= Saafi people =

Ethnic group of Senegal

The Saafi people, also called Serer-Safene, Safene, etc., are an ethnic group found in Senegal. Ethnically, they are part of the Serer people but do not speak the Serer language nor a dialect of it. Their language Saafi is classed as one of the Cangin languages. In Senegal, they occupy Dakar and the Thiès Region.

==Religion==

The Saafi mainly adhere to the tenets of Serer religion.

Shrines are of the utmost importance to the Saafi people. The characteristics of each shrine are different. There is a general discourse about the protecting power of the shrines and the spirits that inhabit them echoing the main themes of the ethnic boundary described earlier. Each Saafi village had at least one shrine; and the shrines, each of which had a name and specific characteristics, defined a public sphere of religious ritual that was common to the village. Bandia had the Koffki, Guinabour had Graam and a sacred well, Tchiki had Carit and Enge (an ancestral shrine), Kirène had Jayña, Ndiass (or Diass) had Sahee, Dobour had a spring with healing waters. Each shrine was controlled or administered by a particular matrilineal clan, and one clan, the Leemu, controlled most of the shrines. All the shrines served as focal points for the divination ceremonies held before the beginning of the rainy season. Most were sites of periodic sacrifice to the indwelling spirits, but the shrines had their own unique characteristics. In addition to possessing the one judging shrine that could kill, Bandia played a key role in the prayers to Koox (the atmospheric supreme God), that occurred only in serious times of drought that threatened the entire district. The shrines at Guinabour (Graam) and Diass (Sahee) could be described as wind spirits. They protected the villages by raising a wind that made them invisible to their enemies, particularly the Wolof. In more general terms, past migrations into the region and the founding of village shrines are essential features of Saafi identity and the system of defense that protected the independence of the region.

==Culture==

Unlike the Serer-Sine, and most ethnic groups of the Sene-Gambian region, the Saafi people do not have a caste system of griots, slaves, nobility, leather workers, etc. They were ruled over by the heads of the ten matriclans. They rejected Islam, monarchy (centralized government of any kind) and the social distinctions that went along with it, specifically caste and slavery. The Saafi society is purely egalitarian.

The Saafi people inhabit a fertile, well-watered region on the downward slope and valleys of an escarpment with underground streams feeding into the River. Fertility permits relatively intense farming combined with herding cattle and goats, a combination crucial to the Saafi identity and social institutions.

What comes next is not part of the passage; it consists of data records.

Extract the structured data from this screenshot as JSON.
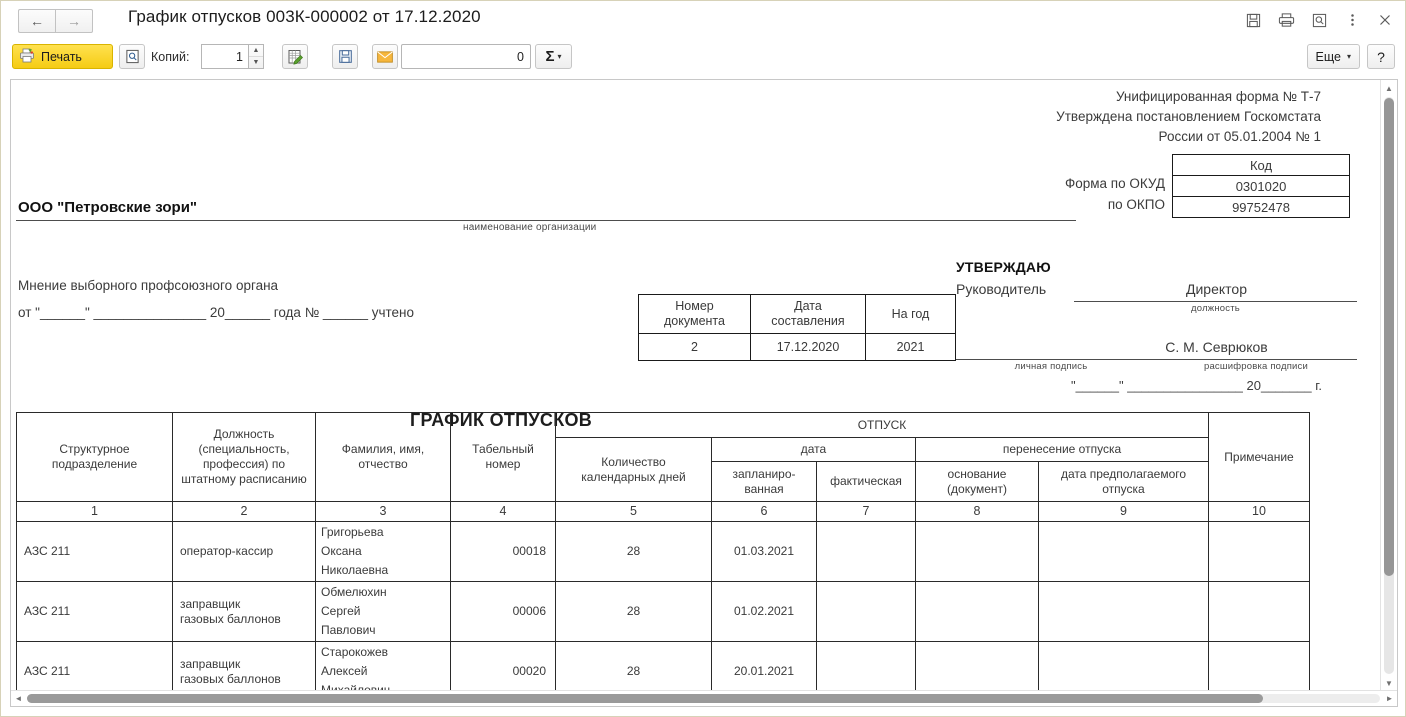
{
  "window": {
    "title": "График отпусков 003К-000002 от 17.12.2020",
    "nav": {
      "back": "←",
      "forward": "→"
    },
    "controls": [
      {
        "name": "save-icon",
        "glyph": "💾"
      },
      {
        "name": "print-icon",
        "glyph": "⎙"
      },
      {
        "name": "preview-icon",
        "glyph": "⌕"
      },
      {
        "name": "more-menu-icon",
        "glyph": "⋮"
      },
      {
        "name": "close-icon",
        "glyph": "×"
      }
    ]
  },
  "toolbar": {
    "print_label": "Печать",
    "copies_label": "Копий:",
    "copies_value": "1",
    "number_value": "0",
    "sum_label": "Σ",
    "more_label": "Еще",
    "help_label": "?",
    "dropdown_caret": "▾"
  },
  "form": {
    "header_lines": [
      "Унифицированная форма № Т-7",
      "Утверждена постановлением Госкомстата",
      "России от 05.01.2004 № 1"
    ],
    "code_header": "Код",
    "okud_label": "Форма по ОКУД",
    "okud_value": "0301020",
    "okpo_label": "по ОКПО",
    "okpo_value": "99752478",
    "org_name": "ООО \"Петровские зори\"",
    "org_caption": "наименование организации",
    "union_line1": "Мнение выборного профсоюзного органа",
    "union_line2": "от \"______\" _______________ 20______ года № ______ учтено",
    "big_title": "ГРАФИК ОТПУСКОВ",
    "docnum": {
      "col1": "Номер\nдокумента",
      "col1_a": "Номер",
      "col1_b": "документа",
      "col2_a": "Дата",
      "col2_b": "составления",
      "col3": "На год",
      "val1": "2",
      "val2": "17.12.2020",
      "val3": "2021"
    },
    "approve": {
      "title": "УТВЕРЖДАЮ",
      "leader_label": "Руководитель",
      "position_value": "Директор",
      "position_caption": "должность",
      "signature_caption": "личная подпись",
      "name_value": "С. М. Севрюков",
      "name_caption": "расшифровка подписи",
      "date_line": "\"______\" ________________ 20_______ г."
    }
  },
  "table": {
    "headers": {
      "h1": "Структурное\nподразделение",
      "h1_a": "Структурное",
      "h1_b": "подразделение",
      "h2": "Должность (специальность, профессия) по штатному расписанию",
      "h3_a": "Фамилия, имя,",
      "h3_b": "отчество",
      "h4_a": "Табельный",
      "h4_b": "номер",
      "vacation": "ОТПУСК",
      "h5_a": "Количество",
      "h5_b": "календарных дней",
      "date_group": "дата",
      "h6_a": "запланиро-",
      "h6_b": "ванная",
      "h7": "фактическая",
      "transfer_group": "перенесение отпуска",
      "h8_a": "основание",
      "h8_b": "(документ)",
      "h9_a": "дата предполагаемого",
      "h9_b": "отпуска",
      "h10": "Примечание"
    },
    "col_numbers": [
      "1",
      "2",
      "3",
      "4",
      "5",
      "6",
      "7",
      "8",
      "9",
      "10"
    ],
    "rows": [
      {
        "unit": "АЗС 211",
        "position": "оператор-кассир",
        "position_2": "",
        "name_1": "Григорьева",
        "name_2": "Оксана",
        "name_3": "Николаевна",
        "tab_number": "00018",
        "days": "28",
        "planned_date": "01.03.2021",
        "actual_date": "",
        "transfer_basis": "",
        "transfer_date": "",
        "note": ""
      },
      {
        "unit": "АЗС 211",
        "position": "заправщик",
        "position_2": "газовых баллонов",
        "name_1": "Обмелюхин",
        "name_2": "Сергей",
        "name_3": "Павлович",
        "tab_number": "00006",
        "days": "28",
        "planned_date": "01.02.2021",
        "actual_date": "",
        "transfer_basis": "",
        "transfer_date": "",
        "note": ""
      },
      {
        "unit": "АЗС 211",
        "position": "заправщик",
        "position_2": "газовых баллонов",
        "name_1": "Старокожев",
        "name_2": "Алексей",
        "name_3": "Михайлович",
        "tab_number": "00020",
        "days": "28",
        "planned_date": "20.01.2021",
        "actual_date": "",
        "transfer_basis": "",
        "transfer_date": "",
        "note": ""
      }
    ]
  },
  "scroll": {
    "v_up": "▲",
    "v_down": "▼",
    "h_left": "◄",
    "h_right": "►"
  }
}
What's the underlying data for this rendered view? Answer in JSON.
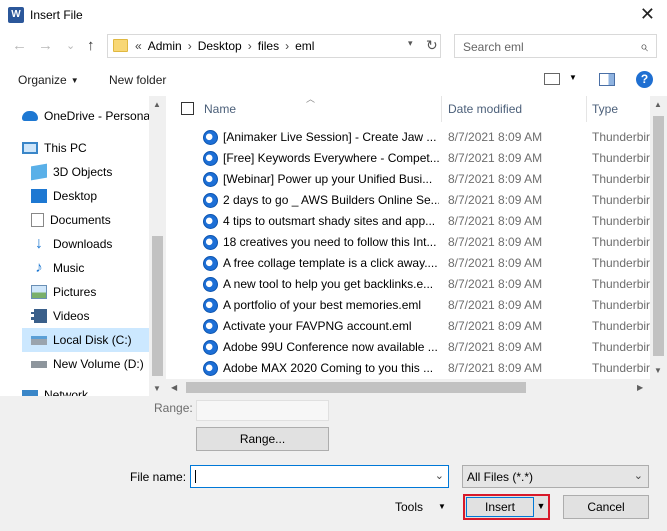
{
  "window": {
    "title": "Insert File",
    "app_icon": "W",
    "close_glyph": "✕"
  },
  "nav": {
    "back": "←",
    "forward": "→",
    "recent": "⌄",
    "up": "↑",
    "breadcrumb": [
      "Admin",
      "Desktop",
      "files",
      "eml"
    ],
    "overflow": "«",
    "search_placeholder": "Search eml"
  },
  "toolbar": {
    "organize": "Organize",
    "new_folder": "New folder",
    "help": "?"
  },
  "sidebar": {
    "items": [
      {
        "label": "OneDrive - Personal",
        "icon": "cloud-icon"
      },
      {
        "label": "This PC",
        "icon": "computer-icon"
      },
      {
        "label": "3D Objects",
        "icon": "cube-icon"
      },
      {
        "label": "Desktop",
        "icon": "desktop-icon"
      },
      {
        "label": "Documents",
        "icon": "document-icon"
      },
      {
        "label": "Downloads",
        "icon": "download-icon"
      },
      {
        "label": "Music",
        "icon": "music-icon"
      },
      {
        "label": "Pictures",
        "icon": "pictures-icon"
      },
      {
        "label": "Videos",
        "icon": "video-icon"
      },
      {
        "label": "Local Disk (C:)",
        "icon": "disk-icon",
        "selected": true
      },
      {
        "label": "New Volume (D:)",
        "icon": "drive-icon"
      },
      {
        "label": "Network",
        "icon": "network-icon"
      }
    ]
  },
  "columns": {
    "name": "Name",
    "date": "Date modified",
    "type": "Type"
  },
  "files": [
    {
      "name": "[Animaker Live Session] - Create Jaw ...",
      "date": "8/7/2021 8:09 AM",
      "type": "Thunderbird"
    },
    {
      "name": "[Free] Keywords Everywhere - Compet...",
      "date": "8/7/2021 8:09 AM",
      "type": "Thunderbird"
    },
    {
      "name": "[Webinar] Power up your Unified Busi...",
      "date": "8/7/2021 8:09 AM",
      "type": "Thunderbird"
    },
    {
      "name": "2 days to go _ AWS Builders Online Se...",
      "date": "8/7/2021 8:09 AM",
      "type": "Thunderbird"
    },
    {
      "name": "4 tips to outsmart shady sites and app...",
      "date": "8/7/2021 8:09 AM",
      "type": "Thunderbird"
    },
    {
      "name": "18 creatives you need to follow this Int...",
      "date": "8/7/2021 8:09 AM",
      "type": "Thunderbird"
    },
    {
      "name": "A free collage template is a click away....",
      "date": "8/7/2021 8:09 AM",
      "type": "Thunderbird"
    },
    {
      "name": "A new tool to help you get backlinks.e...",
      "date": "8/7/2021 8:09 AM",
      "type": "Thunderbird"
    },
    {
      "name": "A portfolio of your best memories.eml",
      "date": "8/7/2021 8:09 AM",
      "type": "Thunderbird"
    },
    {
      "name": "Activate your FAVPNG account.eml",
      "date": "8/7/2021 8:09 AM",
      "type": "Thunderbird"
    },
    {
      "name": "Adobe 99U Conference now available ...",
      "date": "8/7/2021 8:09 AM",
      "type": "Thunderbird"
    },
    {
      "name": "Adobe MAX 2020 Coming to you this ...",
      "date": "8/7/2021 8:09 AM",
      "type": "Thunderbird"
    }
  ],
  "bottom": {
    "range_label": "Range:",
    "range_button": "Range...",
    "file_name_label": "File name:",
    "file_name_value": "",
    "file_type": "All Files (*.*)",
    "tools": "Tools",
    "insert": "Insert",
    "cancel": "Cancel"
  }
}
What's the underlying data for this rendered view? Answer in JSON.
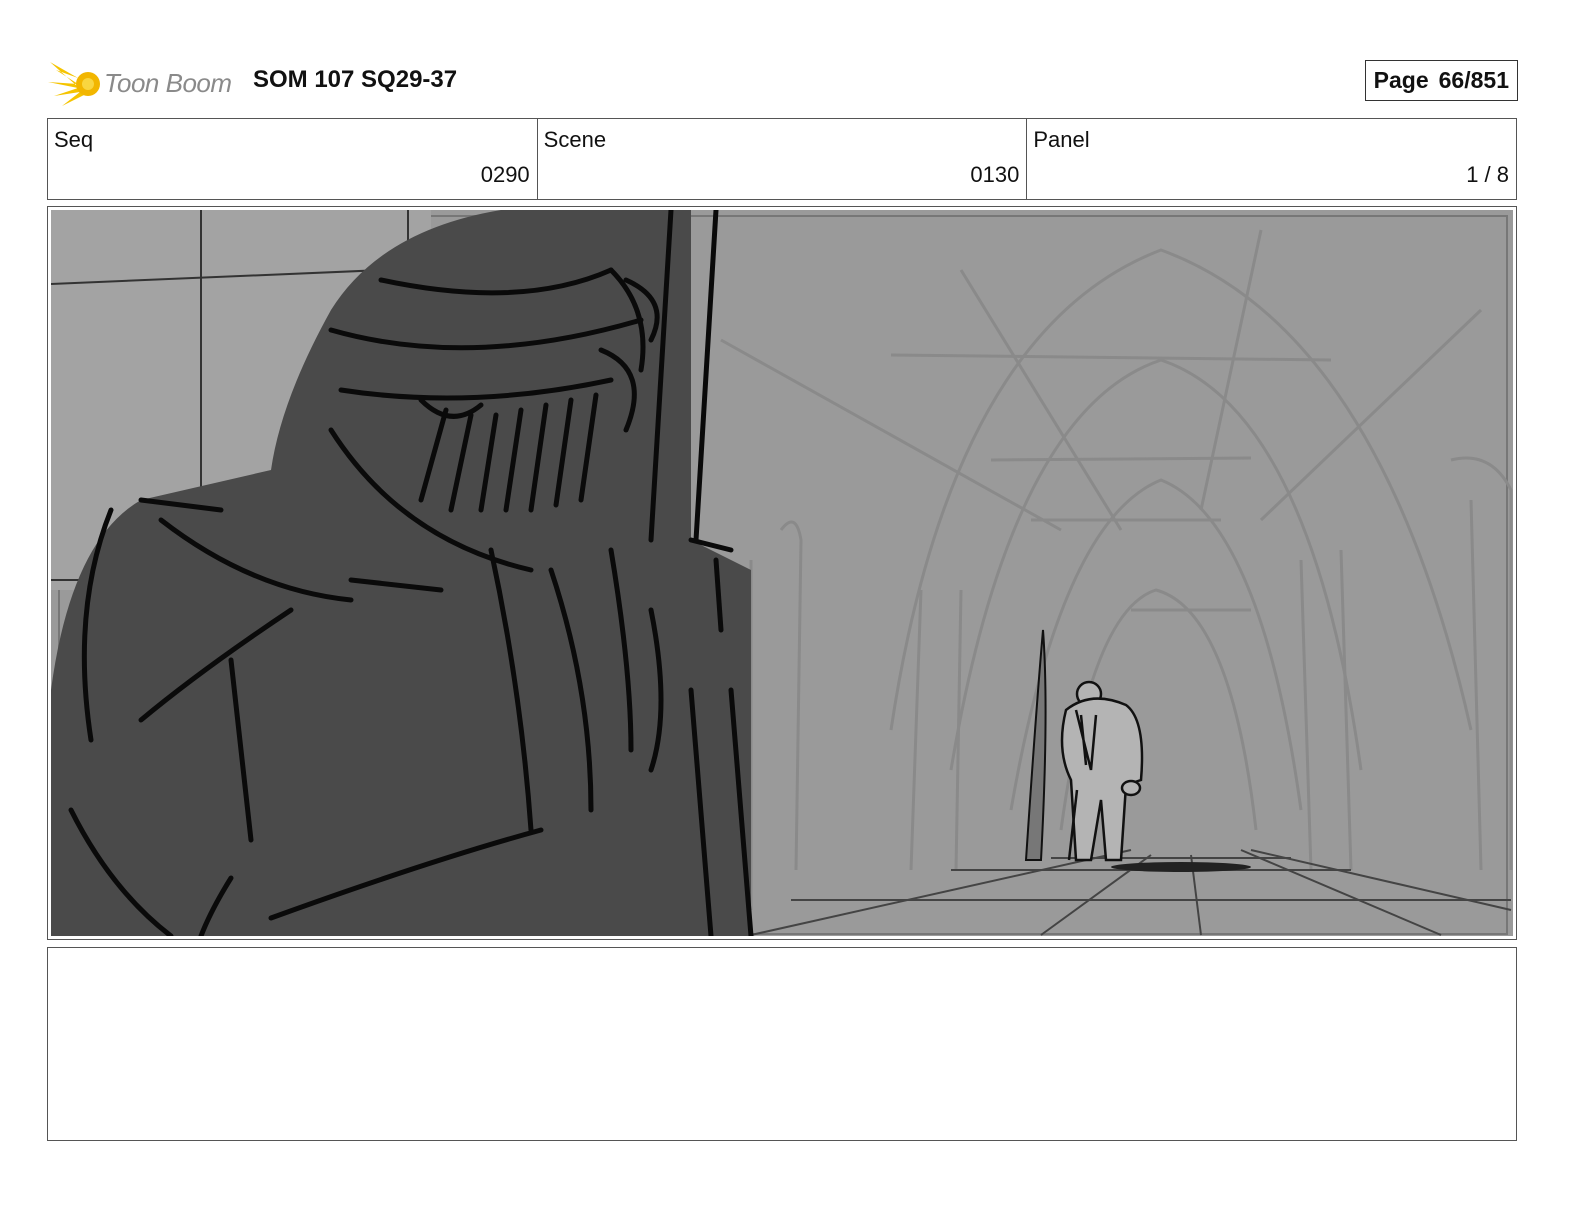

The male life cycle is particular tied to the combination of farming and herding. Boys herd from approximately eight or ten years old until the age of initiation, which occurs between fifteen and twenty years of age. After being called by the father (in consultation with the maternal uncle) to circumcision, the boys enter an age class of initiates made up of forty to sixty young men. After a celebration, the boys are circumcised in a special enclosure where they spend three months studying cosaan (a term corresponding to history, culture, etc.) by learning songs and their meaning. By the end of the period, sustained by meat feasts supplied by fathers and uncles, the initiates emerge as an age class of bachelors with their own secret song. These bachelors receive the weapons and tools of men as gifts from the father, but from this point on they farm for themselves and their uncles. The age class is bound together for the rest of their lives, helping each other to farm, fight, raid (in particular, European colonizers - see Timeline of Serer history), and marry. Married men continue farming but leave the bachelor class. The age classes gathered together males from all clans, and they were the main potential counterweight to the power of the clan leaders. Although the bachelor class formed the military class, people placed greater stress on the protecting power of the village shrines.

==Language==

They speak the Saafi language which is part of the Niger–Congo family. Their language is the principal Cangin language and is closer to Palor and Laalaa. In Serer symbols and symbolism, the Saafi people have contributed to many of these symbols. Although not true writing within the definition of the word, Henry Gravrand posits that communication is possible between those who can decipher it, who are usually the initiated. It has been suggested that the mere fact of coming from a Serer heritage does not necessarily equate to having the ability to decipher the symbols, but requires initiation and patience.

[...] the ability to decipher a Serer symbol, for example, does not automatically follow from membership in this group nor from having simply lived with these people, the knowledge of signs is neither innate nor acquired by mere association, but rather the result of a long and patient apprenticeship.